We've also welcomed local residents alongside hotel guests—people from Guanacaste communities who heard about the exhibition and came to experience it. Whether visitors are looking to buy art on the Papagayo Peninsula or simply experience art that doesn't often travel to Guancaste, Andaz Art Week welcomes everybody.

Our repeated temporary wall arrangement creates distinct zones for different kinds of looking. The interior walls form more intimate spaces where we positioned Katrin Aason's three textile pieces with Lorena Villalobos's oil and resin paintings. These works encourage close attention, revealing complexity gradually. The walls facing the large windows showcase pieces that respond to direct sunlight, such as Carolina's colourful tapestries and Carlos's textured acrylic and soil surfaces.

A selection of muted, abstract artworks hanging on white walls in a gallery setting. Art on the Papagayo Peninsula during Andaz Art Week, December 2025.

Works by Lorena Villalobos (centre) and Katrin Aason (left)

We always approach Andaz Art Week experimentally, mixing emerging voices with established names, textiles with hyperrealism, abstraction with figuration. The goal is show art on the Papagayo Peninsula, to show the breadth of Costa Rica's contemporary art scene. The variety demonstrates that there's no single aesthetic defining the work being made here. Collectors discover artists they've never encountered. Artists connect with international audiences who might never visit a San José gallery. The conversations about technique, inspiration, materials are what justify the effort of building this temporary display during the holidays.
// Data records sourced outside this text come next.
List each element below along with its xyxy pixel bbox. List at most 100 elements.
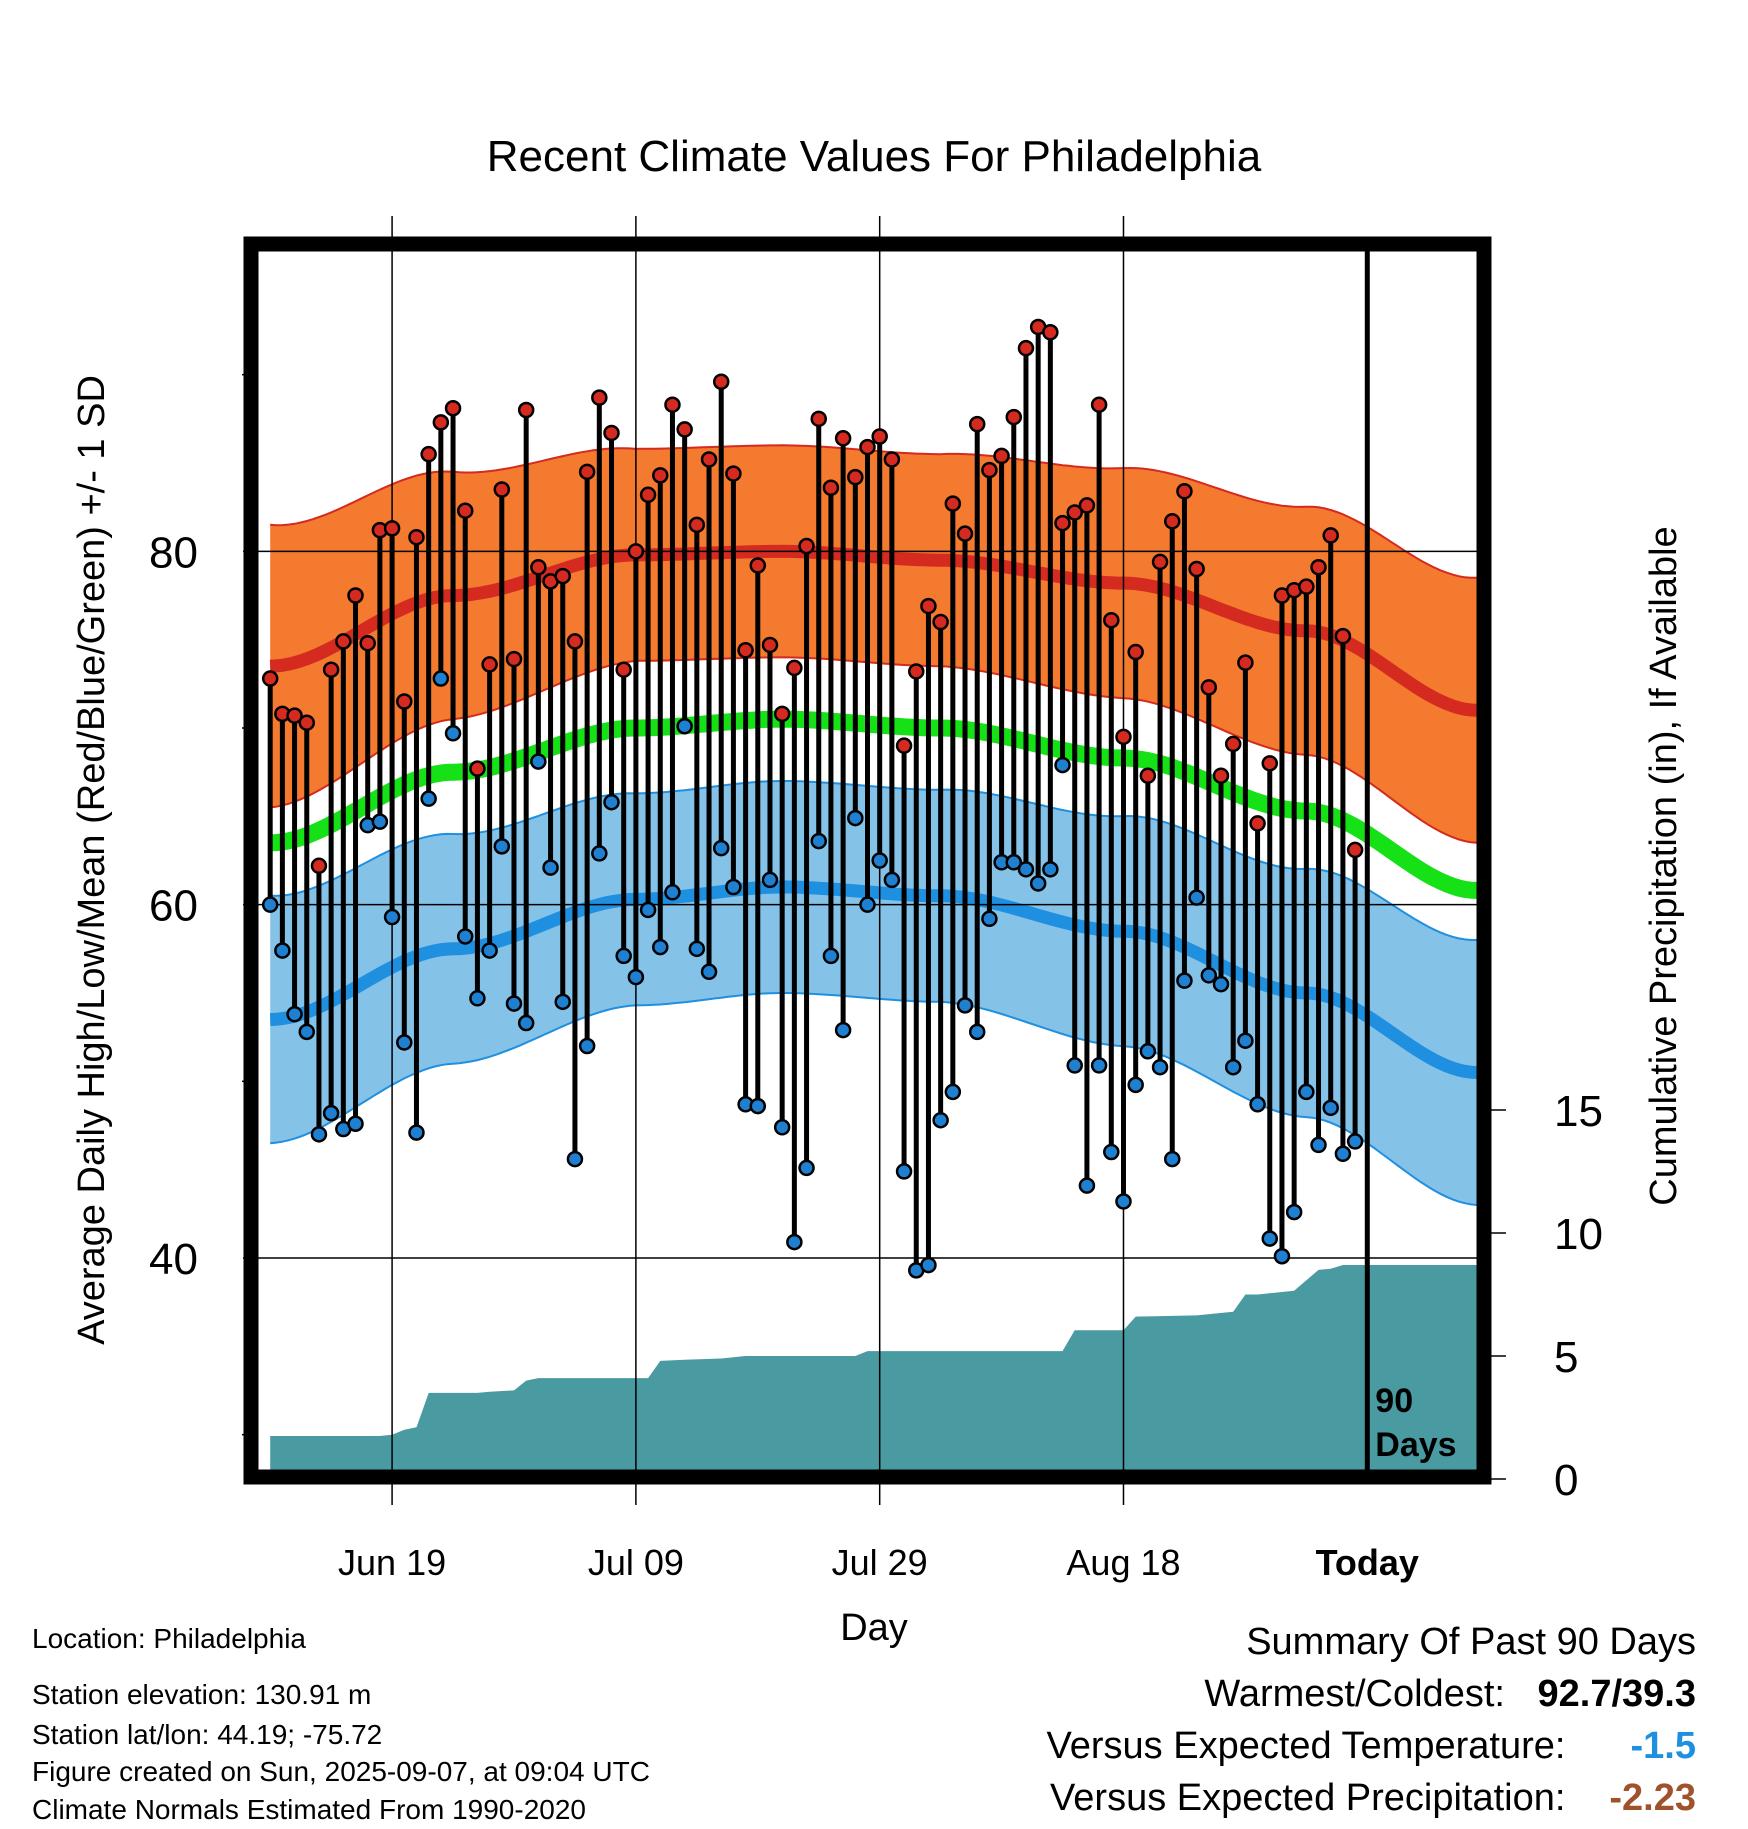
daily-low-point (1249, 1096, 1266, 1113)
y-right-axis-label: Cumulative Precipitation (in), If Availa… (1643, 526, 1685, 1205)
daily-low-point (1090, 1057, 1108, 1074)
precipitation-area (270, 1265, 1478, 1479)
daily-low-point (1188, 889, 1205, 906)
daily-high-point (1090, 396, 1108, 413)
x-axis-label: Day (840, 1607, 908, 1649)
daily-low-point (274, 942, 291, 959)
daily-high-point (1176, 483, 1193, 500)
daily-low-point (639, 901, 657, 919)
daily-high-point (310, 857, 328, 875)
precip-deviation-value: -2.23 (1609, 1777, 1696, 1819)
daily-high-point (1249, 815, 1266, 832)
daily-high-point (1103, 611, 1120, 629)
daily-high-point (383, 520, 401, 537)
y-right-tick-label: 0 (1554, 1456, 1578, 1505)
daily-low-point (1078, 1177, 1096, 1194)
daily-low-point (1298, 1083, 1315, 1101)
daily-high-point (1115, 728, 1132, 746)
daily-low-point (944, 1083, 962, 1101)
daily-low-point (347, 1115, 364, 1132)
daily-high-point (810, 410, 827, 428)
x-tick-label: Today (1316, 1542, 1419, 1583)
warmest-coldest-value: 92.7/39.3 (1537, 1673, 1696, 1715)
daily-high-point (1261, 755, 1279, 772)
normals-text: Climate Normals Estimated From 1990-2020 (32, 1794, 586, 1825)
daily-low-point (688, 940, 706, 958)
daily-high-point (920, 597, 937, 615)
daily-high-point (1200, 679, 1218, 696)
created-text: Figure created on Sun, 2025-09-07, at 09… (32, 1756, 650, 1787)
daily-high-point (591, 389, 608, 406)
daily-low-point (968, 1023, 986, 1041)
daily-high-point (322, 661, 340, 678)
daily-high-point (993, 447, 1010, 465)
daily-high-point (1139, 767, 1157, 784)
y-right-tick-label: 15 (1554, 1087, 1603, 1136)
daily-high-point (712, 373, 730, 390)
daily-high-point (615, 661, 632, 678)
daily-low-point (664, 884, 681, 901)
daily-low-point (1273, 1247, 1291, 1265)
daily-low-point (1176, 972, 1193, 989)
daily-high-point (956, 525, 974, 542)
y-left-axis-label: Average Daily High/Low/Mean (Red/Blue/Gr… (71, 375, 113, 1345)
daily-low-point (981, 910, 998, 928)
normal-high-line (269, 544, 1478, 717)
daily-high-point (908, 663, 925, 680)
daily-low-point (1164, 1150, 1181, 1168)
daily-low-point (1261, 1230, 1279, 1247)
daily-high-point (432, 414, 450, 431)
temp-deviation-value: -1.5 (1630, 1725, 1696, 1767)
plot-frame: 90 Days (243, 236, 1492, 1485)
daily-low-point (469, 990, 486, 1007)
daily-low-point (1237, 1032, 1254, 1049)
daily-low-point (1212, 975, 1230, 993)
daily-high-point (444, 399, 462, 417)
daily-low-point (834, 1021, 852, 1039)
daily-high-point (1066, 504, 1083, 521)
daily-high-point (1322, 527, 1339, 544)
daily-low-point (1346, 1133, 1364, 1150)
y-left-tick-label: 40 (149, 1235, 198, 1284)
daily-high-point (700, 451, 718, 468)
daily-low-point (615, 947, 632, 965)
daily-low-point (895, 1163, 913, 1180)
daily-low-point (444, 725, 462, 742)
daily-range-stems (267, 326, 1358, 1271)
daily-high-point (261, 670, 279, 687)
y-left-tick-label: 80 (149, 528, 198, 577)
latlon-text: Station lat/lon: 44.19; -75.72 (32, 1719, 383, 1750)
daily-low-point (1200, 967, 1218, 984)
daily-high-point (408, 528, 425, 546)
daily-high-point (1224, 735, 1242, 753)
daily-high-point (749, 557, 767, 574)
daily-low-point (1029, 875, 1047, 892)
temp-deviation-label: Versus Expected Temperature: (1046, 1725, 1566, 1767)
daily-low-point (603, 793, 620, 811)
daily-high-point (652, 467, 669, 484)
daily-low-point (322, 1104, 340, 1122)
daily-high-point (1164, 513, 1181, 530)
daily-high-point (944, 495, 962, 512)
normal-low-line (269, 880, 1478, 1079)
daily-high-point (688, 516, 706, 534)
daily-low-point (712, 839, 730, 857)
daily-low-point (749, 1097, 767, 1115)
elevation-text: Station elevation: 130.91 m (32, 1679, 372, 1710)
today-days-number: 90 (1375, 1382, 1413, 1420)
daily-high-point (883, 451, 901, 468)
chart-title: Recent Climate Values For Philadelphia (486, 132, 1262, 181)
daily-high-point (1237, 654, 1254, 671)
daily-low-point (310, 1126, 328, 1143)
daily-high-point (1298, 578, 1315, 595)
daily-low-point (420, 790, 437, 807)
daily-high-point (761, 636, 779, 654)
daily-high-point (493, 481, 511, 498)
x-tick-label: Jun 19 (338, 1542, 446, 1583)
x-tick-label: Aug 18 (1066, 1542, 1180, 1583)
today-days-label: Days (1375, 1426, 1456, 1464)
daily-high-point (554, 567, 571, 585)
daily-low-point (1127, 1076, 1144, 1094)
summary-heading: Summary Of Past 90 Days (1246, 1621, 1696, 1663)
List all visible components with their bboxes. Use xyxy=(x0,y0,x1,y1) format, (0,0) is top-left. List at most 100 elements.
Two muted, abstract artworks hanging on windows in a gallery setting. Art on the Papagayo Peninsula during Andaz Art Week, December 2025.

Works by Rossella Matamoros (left) and Roberto Carter (right)

In addition, Andaz Art Week supports Creciendo Juntos, a Costa Rican nonprofit working across nineteen Guanacaste communities. Every sale generates a fifty-dollar donation toward education access, health services, vocational training and community development. The organisation supports teacher training, school infrastructure improvements, technical programs and preventive health services for children, youth and families throughout the region.

This partnership matters because Peninsula Papagayo exists within Guanacaste, surrounded by communities that remain largely invisible to resort visitors. Contemporary art exhibitions can feel disconnected from the places they occupy, but supporting Creciendo Juntos grounds the work in local context. Collectors who acquire pieces know their purchase contributes to educational opportunities in the region where they discovered the art.

Two ocean-inspired abstract artworks hanging on windows in a gallery setting. Art on the Papagayo Peninsula during Andaz Art Week, December 2025.

Artworks by Karla Herencia (left) and Jaime Gurdián (right)

The exhibition closes on 2 January. If you're in Guanacaste this week, please come see us in Studio 3! If you're elsewhere and curious, reach out for a digital catalogue. We're here daily, eager to talk about the work and the artists behind it.

Thank you to everyone who has already visited. Thank you to Andaz Peninsula Papagayo for making space during their busiest season. And thank you to the artists whose work transforms a hotel meeting space into something worth crossing a lobby to see.